Electronic structure of UN based on specific heat and field-induced transitions up to 65 T


Electronic structure of UN based on specific heat and field-induced transitions up to 65 T

Troc, R.; Samsel-Czekala, M.; Pikul, A.; Andreev, A. V.; Gorbunov, D. I.; Skourski, Y.; Sznajd, J.

The 5f electrons of uranium in the uranium mononitride (UN) compound are described in the literature as either localized or fully itinerant. Motivated by these contradictory statements, we studied low-temperature specific heat and high-field magnetization of single-crystalline UN in magnetic fields up to 9 and 65 T, respectively. Our detailed analysis of the magnetic contribution to the specific heat of UN revealed that its real ground state is complex and the 5f electrons seem to have a dual nature; i.e., they possess simultaneously local and itinerant characters in two substates. High-field experiments allowed us to construct a tentative magnetic phase diagram of UN with a metamagnetic transition from antiferromagnetism to ferrimagnetism at a magnetic field as high as 58 T at 2 K. Such a field only enables a reversal of 1 of the 12 antiferromagnetically coupled ferromagnetic layers in the direction of the magnetic field.
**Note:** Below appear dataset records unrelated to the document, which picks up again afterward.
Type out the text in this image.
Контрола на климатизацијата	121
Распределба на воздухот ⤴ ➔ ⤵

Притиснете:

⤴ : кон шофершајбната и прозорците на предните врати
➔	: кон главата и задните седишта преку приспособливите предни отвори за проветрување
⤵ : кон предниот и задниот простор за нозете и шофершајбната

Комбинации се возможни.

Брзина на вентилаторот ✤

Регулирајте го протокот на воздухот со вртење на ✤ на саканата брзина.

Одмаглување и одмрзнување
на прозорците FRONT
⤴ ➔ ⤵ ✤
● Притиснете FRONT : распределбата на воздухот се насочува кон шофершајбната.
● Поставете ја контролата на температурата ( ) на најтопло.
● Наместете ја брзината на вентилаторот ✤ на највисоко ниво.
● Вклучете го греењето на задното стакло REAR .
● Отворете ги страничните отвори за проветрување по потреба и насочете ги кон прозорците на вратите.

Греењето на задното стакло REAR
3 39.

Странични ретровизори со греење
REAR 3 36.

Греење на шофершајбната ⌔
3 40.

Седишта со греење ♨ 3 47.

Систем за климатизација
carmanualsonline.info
Any further steplike transitions require application of ever higher magnetic fields, which is beyond the experimental possibilities. We show that the magnetic phase diagram can be successfully reproduced considering a layer model of the Ising spins. That model allows rough estimation of a phase transition into fully induced ferromagnetism at a field as high as about 258 T. It gives rise to a giant coupling between ferromagnetically ordered layers in UN. The obtained characteristics are presented, together with the results of recent x-ray photoemission spectroscopy and transport property measurements. They are analyzed and compared with a number of earlier experiments and band structure calculations that were performed for this compound and are widely described in the literature. We show that different experiments probe different substates of the uranium 5f electrons in UN (itinerant or localized), which supports our hypothesis on their dual nature.